The researchers found that the concentrations of carbon and water in the glass particles varied, but both tended to decrease progressively from the center to the rim. In particles with higher total volatile contents — meaning they’d undergone relatively little degassing — the team also observed that there was more variation in carbon concentrations than variation in water concentrations. Meanwhile, in particles with lower volatile contents overall — meaning most of the gases had escaped from these particles — the variation in water concentrations was greater than the variation in carbon concentrations. Combined, the observations indicated that carbon — in the form of carbon monoxide — degassed first from the lunar magmas and initially drove the fire-fountain eruptions, followed by water degassing.

The group also found that the carbon content of the melt inclusions was about 50 parts per million: “nearly equivalent to that measured on the Earth from the basalts at the mid-oceanic ridges,” Saal says. The finding suggests that the moon and Earth might share a common origin for their volatiles.

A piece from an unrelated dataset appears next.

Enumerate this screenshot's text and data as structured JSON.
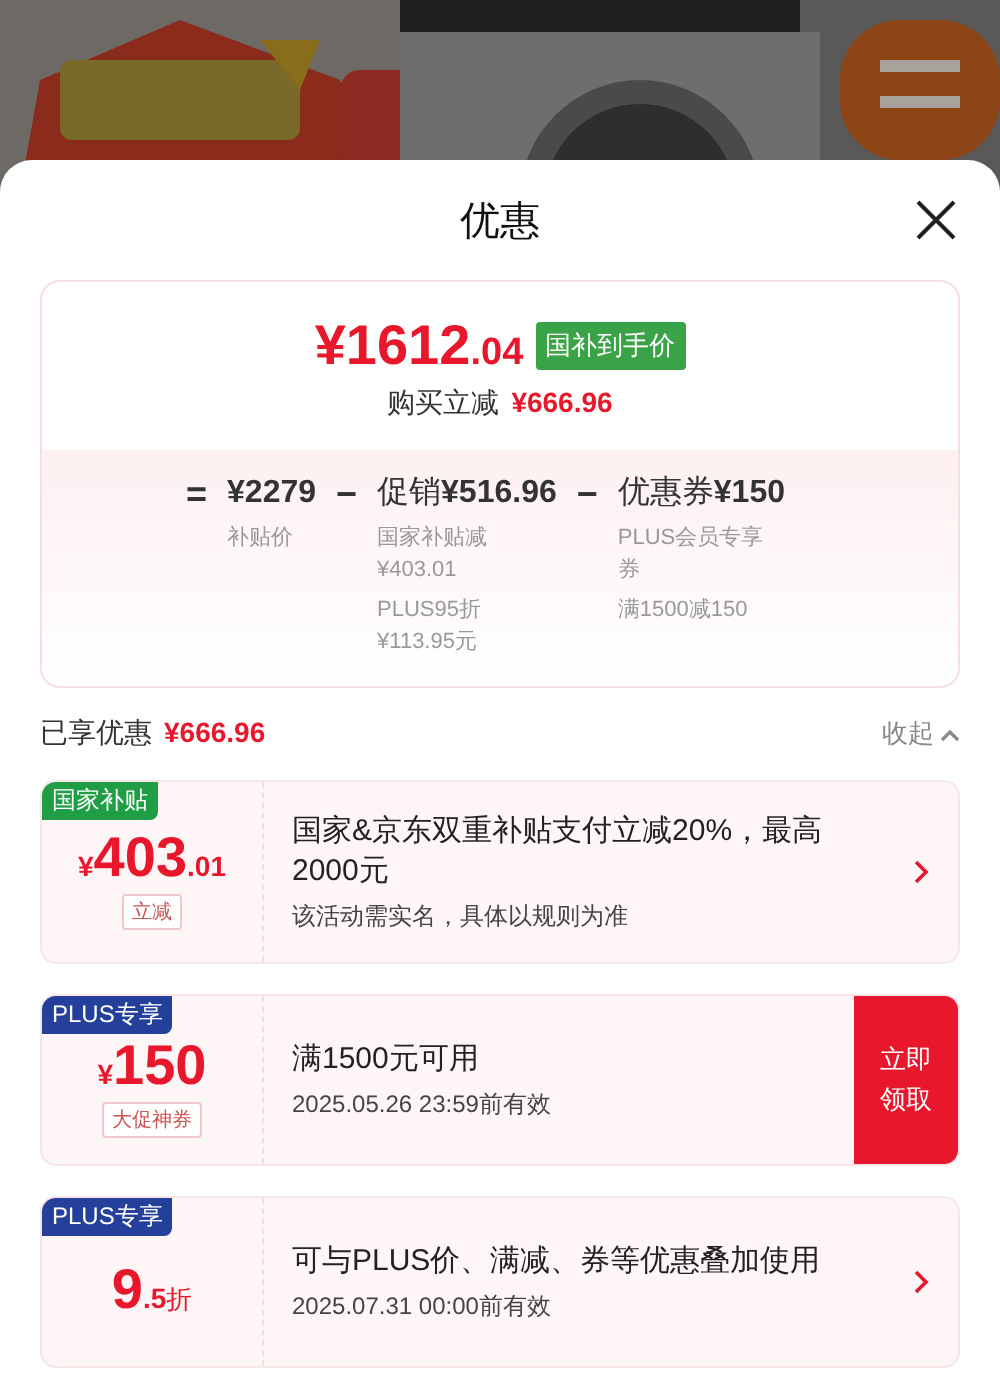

Determining the amount of volatiles lost during the degassing of lunar magmas is important for calculating the moon’s original volatile composition, Saal says. Models for the moon’s formation, such as the Giant Impact Hypothesis, “indicate a large loss in the amount of volatiles during the formation of the moon,” he notes. However, the amounts of volatiles detected in the moon in recent research vary drastically from “the extreme amounts that people thought it had lost during the impact, by a factor of 20 to 100.” The researchers “definitively show that carbon is present as a dissolved species in the erupted melt phase of lunar magmas, and suggest that there is sufficient dissolved carbon to drive fire-fountain eruptions,” wrote Bruno Scaillet of the Institute of Earth Sciences of Orléans in France in a commentary on the work in the same issue of Nature Geoscience. The results also offer “further evidence that the Earth and moon may share a common volatile source,” he wrote.

There are, however, still questions to be answered, Scaillet wrote. For example, “despite similar volatile contents,” it’s unclear why the lunar glasses are less oxidized than the terrestrial mid-ocean ridge basalts. Finding the answer, he noted, which might relate to differences in the respective mantles of the moon and Earth, where volcanic magmas originate, may inspire further efforts to understand the moon’s mysterious background.